How long would it take me to sort the ribbons of paper out and tape them back together again? Would it even be possible? I don’t know, but I’m sure as heck going to try.





Alex

He walks with an abnormal gait. His footsteps are short, the weight of his body placed more on the heels of his feet rather than the soles or the toes. It isn’t overly evident, and yet it is unmissable as I trail Dr. Giles by a good twenty paces to keep from being discovered. I probably walk with a gait abnormality, too, as I creep warily down the street, hiding behind tall, fat oak trees any time he so much as breathes. I’ve got my cell in the palm of a hand, texting invisible digits onto the screen so I can play possum if he turns around and sees me. Though I’ve got the phone on vibrate to deflect the sound of any incoming calls.

Dr. Giles didn’t plan on walking home. He planned on driving in his car, a functional sedan parked in the driveway of the blue cottage where he keeps his office. Though a lot of people walk or ride bikes in these parts, even when the temperature drops to a meager forty-five degrees, that wasn’t the reason Dr. Giles walked home. The reason? The puncture holes in the tire of his car, rendering the tire flat. I watched from the street as he ran his hand over the gashes, as he stared at the flattened tire in dismay. Probably a slow leak thanks to a nail or a rock. Or maybe somebody slashed his tire. Who knows?

And so he turned and walked home, leaving the car behind.

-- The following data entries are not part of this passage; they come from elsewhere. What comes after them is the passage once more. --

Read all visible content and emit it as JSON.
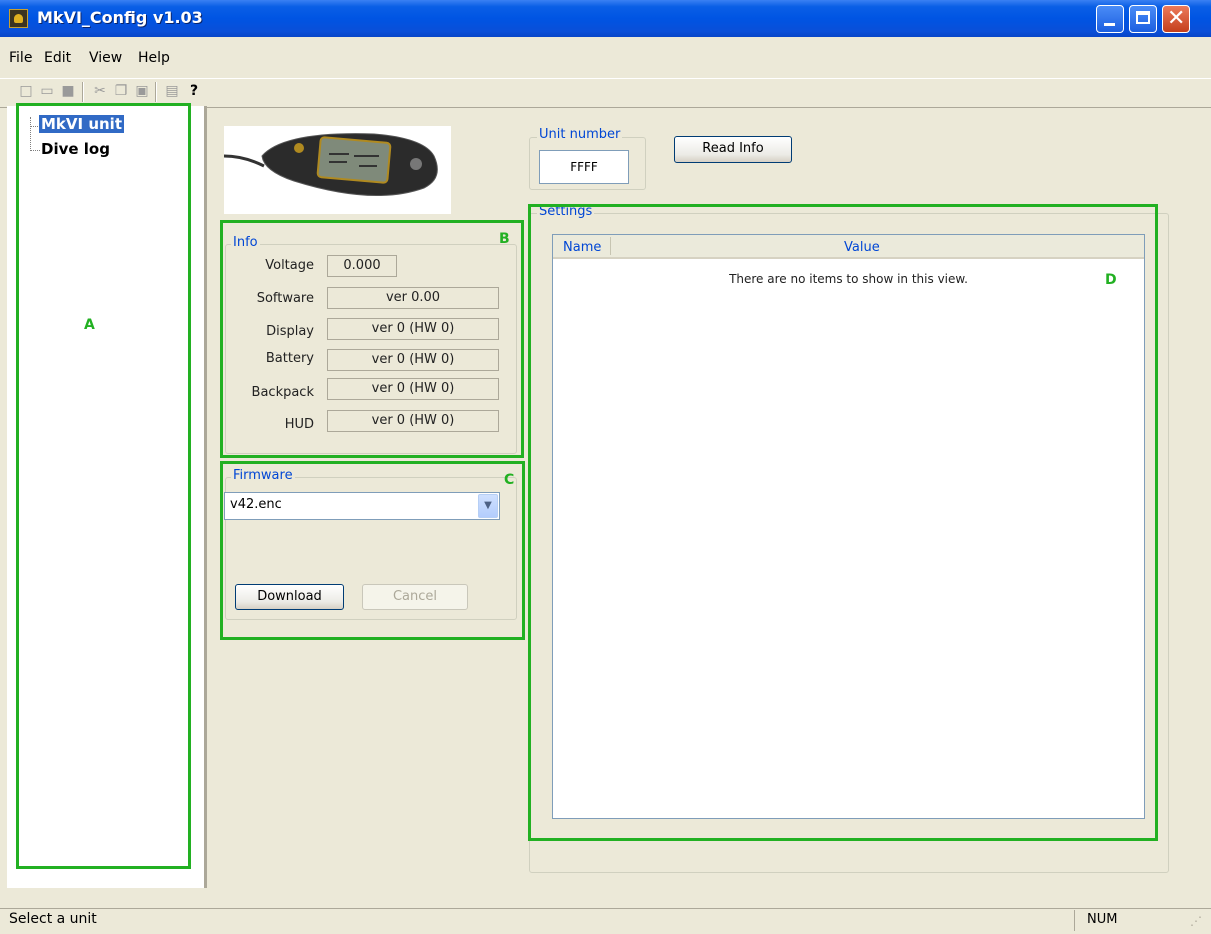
{
  "window": {
    "title": "MkVI_Config v1.03"
  },
  "menu": {
    "file": "File",
    "edit": "Edit",
    "view": "View",
    "help": "Help"
  },
  "tree": {
    "items": [
      "MkVI unit",
      "Dive log"
    ]
  },
  "annotations": {
    "a": "A",
    "b": "B",
    "c": "C",
    "d": "D"
  },
  "unit": {
    "label": "Unit number",
    "value": "FFFF",
    "read_button": "Read Info"
  },
  "info": {
    "title": "Info",
    "rows": [
      {
        "label": "Voltage",
        "value": "0.000"
      },
      {
        "label": "Software",
        "value": "ver 0.00"
      },
      {
        "label": "Display",
        "value": "ver 0  (HW 0)"
      },
      {
        "label": "Battery",
        "value": "ver 0  (HW 0)"
      },
      {
        "label": "Backpack",
        "value": "ver 0  (HW 0)"
      },
      {
        "label": "HUD",
        "value": "ver 0  (HW 0)"
      }
    ]
  },
  "firmware": {
    "title": "Firmware",
    "selected": "v42.enc",
    "download": "Download",
    "cancel": "Cancel"
  },
  "settings": {
    "title": "Settings",
    "col_name": "Name",
    "col_value": "Value",
    "empty_text": "There are no items to show in this view."
  },
  "status": {
    "text": "Select a unit",
    "num": "NUM"
  },
  "colors": {
    "titlebar": "#0054e3",
    "annotation": "#22b022",
    "group_title": "#0046d5",
    "tree_selection": "#316ac5"
  }
}
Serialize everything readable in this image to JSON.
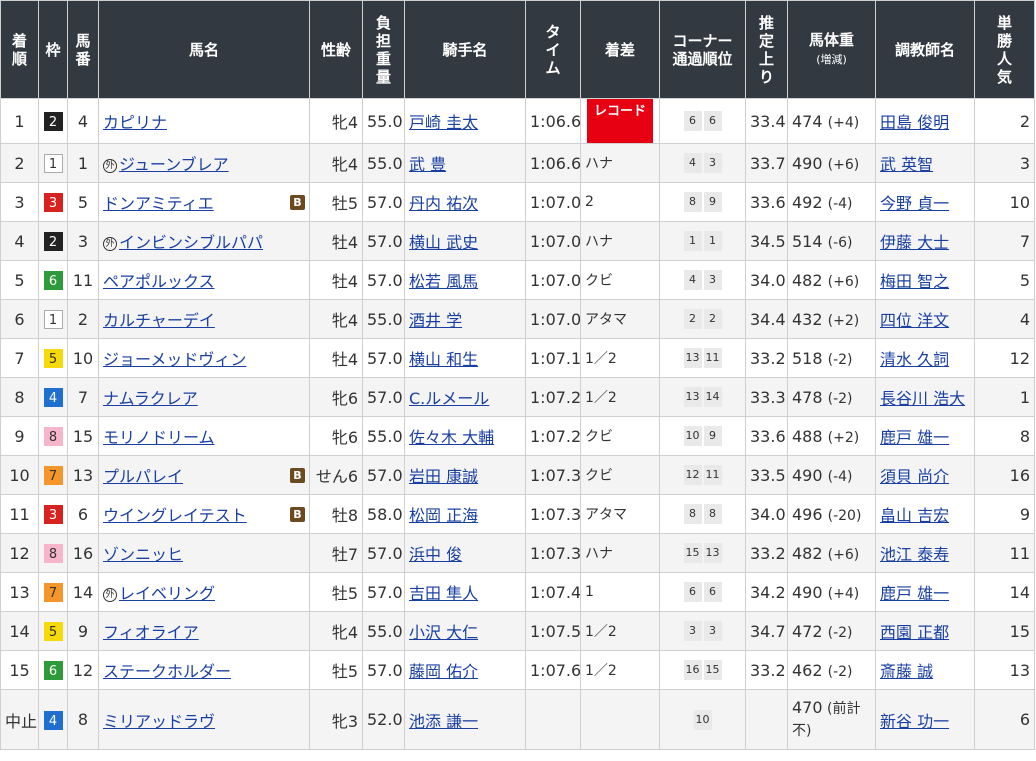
{
  "headers": [
    [
      "着",
      "順"
    ],
    [
      "枠"
    ],
    [
      "馬",
      "番"
    ],
    [
      "馬名"
    ],
    [
      "性齢"
    ],
    [
      "負",
      "担",
      "重",
      "量"
    ],
    [
      "騎手名"
    ],
    [
      "タ",
      "イ",
      "ム"
    ],
    [
      "着差"
    ],
    [
      "コーナー",
      "通過順位"
    ],
    [
      "推",
      "定",
      "上",
      "り"
    ],
    [
      "馬体重",
      "(増減)"
    ],
    [
      "調教師名"
    ],
    [
      "単",
      "勝",
      "人",
      "気"
    ]
  ],
  "frame_colors": {
    "1": {
      "bg": "#ffffff",
      "fg": "#333333"
    },
    "2": {
      "bg": "#222222",
      "fg": "#ffffff"
    },
    "3": {
      "bg": "#d9221f",
      "fg": "#ffffff"
    },
    "4": {
      "bg": "#1e6fd0",
      "fg": "#ffffff"
    },
    "5": {
      "bg": "#f5d90a",
      "fg": "#333333"
    },
    "6": {
      "bg": "#2e9b3a",
      "fg": "#ffffff"
    },
    "7": {
      "bg": "#f4962a",
      "fg": "#333333"
    },
    "8": {
      "bg": "#f7b5cc",
      "fg": "#333333"
    }
  },
  "badges": {
    "foreign": "外",
    "blinker": "B"
  },
  "rows": [
    {
      "rank": "1",
      "waku": "2",
      "umaban": "4",
      "horse": "カピリナ",
      "foreign": false,
      "blinker": false,
      "sex_age": "牝4",
      "weight": "55.0",
      "jockey": "戸崎 圭太",
      "time": "1:06.6",
      "margin": "",
      "record": "レコード",
      "corner": [
        "6",
        "6"
      ],
      "last3f": "33.4",
      "body": "474",
      "diff": "(+4)",
      "trainer": "田島 俊明",
      "pop": "2"
    },
    {
      "rank": "2",
      "waku": "1",
      "umaban": "1",
      "horse": "ジューンブレア",
      "foreign": true,
      "blinker": false,
      "sex_age": "牝4",
      "weight": "55.0",
      "jockey": "武 豊",
      "time": "1:06.6",
      "margin": "ハナ",
      "record": "",
      "corner": [
        "4",
        "3"
      ],
      "last3f": "33.7",
      "body": "490",
      "diff": "(+6)",
      "trainer": "武 英智",
      "pop": "3"
    },
    {
      "rank": "3",
      "waku": "3",
      "umaban": "5",
      "horse": "ドンアミティエ",
      "foreign": false,
      "blinker": true,
      "sex_age": "牡5",
      "weight": "57.0",
      "jockey": "丹内 祐次",
      "time": "1:07.0",
      "margin": "2",
      "record": "",
      "corner": [
        "8",
        "9"
      ],
      "last3f": "33.6",
      "body": "492",
      "diff": "(-4)",
      "trainer": "今野 貞一",
      "pop": "10"
    },
    {
      "rank": "4",
      "waku": "2",
      "umaban": "3",
      "horse": "インビンシブルパパ",
      "foreign": true,
      "blinker": false,
      "sex_age": "牡4",
      "weight": "57.0",
      "jockey": "横山 武史",
      "time": "1:07.0",
      "margin": "ハナ",
      "record": "",
      "corner": [
        "1",
        "1"
      ],
      "last3f": "34.5",
      "body": "514",
      "diff": "(-6)",
      "trainer": "伊藤 大士",
      "pop": "7"
    },
    {
      "rank": "5",
      "waku": "6",
      "umaban": "11",
      "horse": "ペアポルックス",
      "foreign": false,
      "blinker": false,
      "sex_age": "牡4",
      "weight": "57.0",
      "jockey": "松若 風馬",
      "time": "1:07.0",
      "margin": "クビ",
      "record": "",
      "corner": [
        "4",
        "3"
      ],
      "last3f": "34.0",
      "body": "482",
      "diff": "(+6)",
      "trainer": "梅田 智之",
      "pop": "5"
    },
    {
      "rank": "6",
      "waku": "1",
      "umaban": "2",
      "horse": "カルチャーデイ",
      "foreign": false,
      "blinker": false,
      "sex_age": "牝4",
      "weight": "55.0",
      "jockey": "酒井 学",
      "time": "1:07.0",
      "margin": "アタマ",
      "record": "",
      "corner": [
        "2",
        "2"
      ],
      "last3f": "34.4",
      "body": "432",
      "diff": "(+2)",
      "trainer": "四位 洋文",
      "pop": "4"
    },
    {
      "rank": "7",
      "waku": "5",
      "umaban": "10",
      "horse": "ジョーメッドヴィン",
      "foreign": false,
      "blinker": false,
      "sex_age": "牡4",
      "weight": "57.0",
      "jockey": "横山 和生",
      "time": "1:07.1",
      "margin": "1／2",
      "record": "",
      "corner": [
        "13",
        "11"
      ],
      "last3f": "33.2",
      "body": "518",
      "diff": "(-2)",
      "trainer": "清水 久詞",
      "pop": "12"
    },
    {
      "rank": "8",
      "waku": "4",
      "umaban": "7",
      "horse": "ナムラクレア",
      "foreign": false,
      "blinker": false,
      "sex_age": "牝6",
      "weight": "57.0",
      "jockey": "C.ルメール",
      "time": "1:07.2",
      "margin": "1／2",
      "record": "",
      "corner": [
        "13",
        "14"
      ],
      "last3f": "33.3",
      "body": "478",
      "diff": "(-2)",
      "trainer": "長谷川 浩大",
      "pop": "1"
    },
    {
      "rank": "9",
      "waku": "8",
      "umaban": "15",
      "horse": "モリノドリーム",
      "foreign": false,
      "blinker": false,
      "sex_age": "牝6",
      "weight": "55.0",
      "jockey": "佐々木 大輔",
      "time": "1:07.2",
      "margin": "クビ",
      "record": "",
      "corner": [
        "10",
        "9"
      ],
      "last3f": "33.6",
      "body": "488",
      "diff": "(+2)",
      "trainer": "鹿戸 雄一",
      "pop": "8"
    },
    {
      "rank": "10",
      "waku": "7",
      "umaban": "13",
      "horse": "プルパレイ",
      "foreign": false,
      "blinker": true,
      "sex_age": "せん6",
      "weight": "57.0",
      "jockey": "岩田 康誠",
      "time": "1:07.3",
      "margin": "クビ",
      "record": "",
      "corner": [
        "12",
        "11"
      ],
      "last3f": "33.5",
      "body": "490",
      "diff": "(-4)",
      "trainer": "須貝 尚介",
      "pop": "16"
    },
    {
      "rank": "11",
      "waku": "3",
      "umaban": "6",
      "horse": "ウイングレイテスト",
      "foreign": false,
      "blinker": true,
      "sex_age": "牡8",
      "weight": "58.0",
      "jockey": "松岡 正海",
      "time": "1:07.3",
      "margin": "アタマ",
      "record": "",
      "corner": [
        "8",
        "8"
      ],
      "last3f": "34.0",
      "body": "496",
      "diff": "(-20)",
      "trainer": "畠山 吉宏",
      "pop": "9"
    },
    {
      "rank": "12",
      "waku": "8",
      "umaban": "16",
      "horse": "ゾンニッヒ",
      "foreign": false,
      "blinker": false,
      "sex_age": "牡7",
      "weight": "57.0",
      "jockey": "浜中 俊",
      "time": "1:07.3",
      "margin": "ハナ",
      "record": "",
      "corner": [
        "15",
        "13"
      ],
      "last3f": "33.2",
      "body": "482",
      "diff": "(+6)",
      "trainer": "池江 泰寿",
      "pop": "11"
    },
    {
      "rank": "13",
      "waku": "7",
      "umaban": "14",
      "horse": "レイベリング",
      "foreign": true,
      "blinker": false,
      "sex_age": "牡5",
      "weight": "57.0",
      "jockey": "吉田 隼人",
      "time": "1:07.4",
      "margin": "1",
      "record": "",
      "corner": [
        "6",
        "6"
      ],
      "last3f": "34.2",
      "body": "490",
      "diff": "(+4)",
      "trainer": "鹿戸 雄一",
      "pop": "14"
    },
    {
      "rank": "14",
      "waku": "5",
      "umaban": "9",
      "horse": "フィオライア",
      "foreign": false,
      "blinker": false,
      "sex_age": "牝4",
      "weight": "55.0",
      "jockey": "小沢 大仁",
      "time": "1:07.5",
      "margin": "1／2",
      "record": "",
      "corner": [
        "3",
        "3"
      ],
      "last3f": "34.7",
      "body": "472",
      "diff": "(-2)",
      "trainer": "西園 正都",
      "pop": "15"
    },
    {
      "rank": "15",
      "waku": "6",
      "umaban": "12",
      "horse": "ステークホルダー",
      "foreign": false,
      "blinker": false,
      "sex_age": "牡5",
      "weight": "57.0",
      "jockey": "藤岡 佑介",
      "time": "1:07.6",
      "margin": "1／2",
      "record": "",
      "corner": [
        "16",
        "15"
      ],
      "last3f": "33.2",
      "body": "462",
      "diff": "(-2)",
      "trainer": "斎藤 誠",
      "pop": "13"
    },
    {
      "rank": "中止",
      "waku": "4",
      "umaban": "8",
      "horse": "ミリアッドラヴ",
      "foreign": false,
      "blinker": false,
      "sex_age": "牝3",
      "weight": "52.0",
      "jockey": "池添 謙一",
      "time": "",
      "margin": "",
      "record": "",
      "corner": [
        "10"
      ],
      "last3f": "",
      "body": "470",
      "diff": "(前計不)",
      "trainer": "新谷 功一",
      "pop": "6"
    }
  ]
}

Dr. Joshua Giles is a good-looking guy. I’d be lying if I said I didn’t think so. Not that I’m into that kind of thing, but he just is. He’s a good-looking guy, and he knows it, too. That’s the worst part. That’s what makes me mad. He’s tall, maybe six foot two or six foot three. Dark hair and eyes, the kind that women seem to like. He wears trendy, thick, black-framed glasses that hide his kindhearted eyes. I wonder if they’re natural, those eyes, or if that’s something they teach you in shrink school. To have kind eyes. A sympathetic smile. A rhythmic, measured nod. A solid handshake. I’m guessing it’s all a ruse.

He dresses nicely. While I’ve got on ripped jeans and a hooded sweatshirt the color of gunmetal and torn at the hem, the drawstring missing, he’s got on some kind of dressy, olive-colored pants dad-types wear. Not my dad, but other people’s dads. Working dads. I have no idea what else is tucked under the black topcoat, but whatever it is, I’m guessing it’s classy. And then there’s the leather satchel that swings from the palm of his hand, all the way through town and into the adjoining neighborhoods where the burghers live, the rich people, in the older but renovated historic homes—Tudor cottages and American foursquare homes—that Pops and I couldn’t afford. Everyone knows that’s where the rich people live, tucked behind their decorative metal fences and sweeping lawns. It’s a scant quarter-mile walk from Main Street in the opposite direction of my own house, overlooking Lake Michigan from a small bluff. From up on the hilltop, these homes overlook the downtown area, the fringes of town, the lake.